Directed by Peter Bogdanovich
Starring Kirsten Dunst, Edward Herrmann, Cary Elwes, Eddie Izzard, Joanna Lumley, Jennifer Tilly
But Peggy still longs to be a dramatic actress, and when she gets the call from High Arts Studios, she reinvents herself as Patricia Pepoire. It's here that art eerily imitates life. Audiences and exhibitors reject her movies (as they did with Davies; Hearst lost an estimated $7 million on Davies vehicles), and, reunited with Billy, she reclaims her place as an audience favorite.
"Show People" must have been an unbelievable relief for the real-life Davies, giving her a chance to parody the sort of refined movies that Hearst wanted her to make while demonstrating her real talents. Davies executes a small tour de force in the scene where Peggy demonstrates "the emotions" for a studio casting director.
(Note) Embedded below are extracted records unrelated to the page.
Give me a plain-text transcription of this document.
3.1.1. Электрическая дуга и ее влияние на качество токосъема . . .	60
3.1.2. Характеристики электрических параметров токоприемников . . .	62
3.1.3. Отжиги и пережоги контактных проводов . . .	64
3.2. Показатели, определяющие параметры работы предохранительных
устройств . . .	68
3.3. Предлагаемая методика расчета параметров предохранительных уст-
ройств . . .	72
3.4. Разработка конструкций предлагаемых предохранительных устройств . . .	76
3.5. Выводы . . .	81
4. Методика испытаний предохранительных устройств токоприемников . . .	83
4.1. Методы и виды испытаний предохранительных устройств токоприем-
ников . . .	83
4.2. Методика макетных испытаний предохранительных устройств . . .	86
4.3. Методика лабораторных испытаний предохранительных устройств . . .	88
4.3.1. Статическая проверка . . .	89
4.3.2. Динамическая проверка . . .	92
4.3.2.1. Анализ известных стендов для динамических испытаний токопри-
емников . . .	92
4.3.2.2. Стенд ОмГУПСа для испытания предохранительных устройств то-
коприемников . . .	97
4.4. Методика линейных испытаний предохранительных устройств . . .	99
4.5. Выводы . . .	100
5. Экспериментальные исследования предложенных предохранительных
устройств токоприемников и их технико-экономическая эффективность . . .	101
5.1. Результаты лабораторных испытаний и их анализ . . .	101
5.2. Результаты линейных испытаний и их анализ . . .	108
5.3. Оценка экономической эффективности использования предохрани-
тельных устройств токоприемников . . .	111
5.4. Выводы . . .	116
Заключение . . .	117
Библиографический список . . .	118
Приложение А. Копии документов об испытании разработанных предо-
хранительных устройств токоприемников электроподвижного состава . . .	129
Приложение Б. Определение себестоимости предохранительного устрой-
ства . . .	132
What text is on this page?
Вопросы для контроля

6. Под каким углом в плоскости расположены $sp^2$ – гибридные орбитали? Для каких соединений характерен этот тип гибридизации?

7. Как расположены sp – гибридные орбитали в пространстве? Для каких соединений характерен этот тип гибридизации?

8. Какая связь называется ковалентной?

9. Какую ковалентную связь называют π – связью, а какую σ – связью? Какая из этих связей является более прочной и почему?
Running through "passion" (closed eyes, cupid's-bow mouth puckered for a kiss), "joy" (eyes popped and huge, toothy smile) and "hatred" (eyes flaring as if someone has just goosed her), Davies skewers a bad actress's idea of great acting. When "Patricia" is interviewed by a flattering Hollywood journalist, Davies comes up with an expression -- fey, droopy eyes and upper lip curled as if she were attempting to suck a morsel of food from between her front teeth -- that tells you she was as bored by her prestige pictures as everyone else.
Davies sails through the movie like a daisy caught in a windstorm. She's enough of a sport to make fun of herself and smart enough to make the audience her pal as she's doing it. The only bad thing about "Show People" and "The Patsy" is the thought of what she might have done if Hearst could have let audiences love her for what she was. At the end of her posthumously published autobiography, "The Times We Had," Davies writes, "People got so tired of the name Marion Davies that they would actually insult me. W.R. [Hearst] thought he was building up a star. He saw me, in all his good faith, as an actress, or that I had the ability to be one. I hope before he died, he found out I wasn't. Still, I think he thought I was." That's the voice of someone who had been led to undervalue her own real talents by someone who, with the best intentions, stifled them. It's also the voice of true love. Damn it.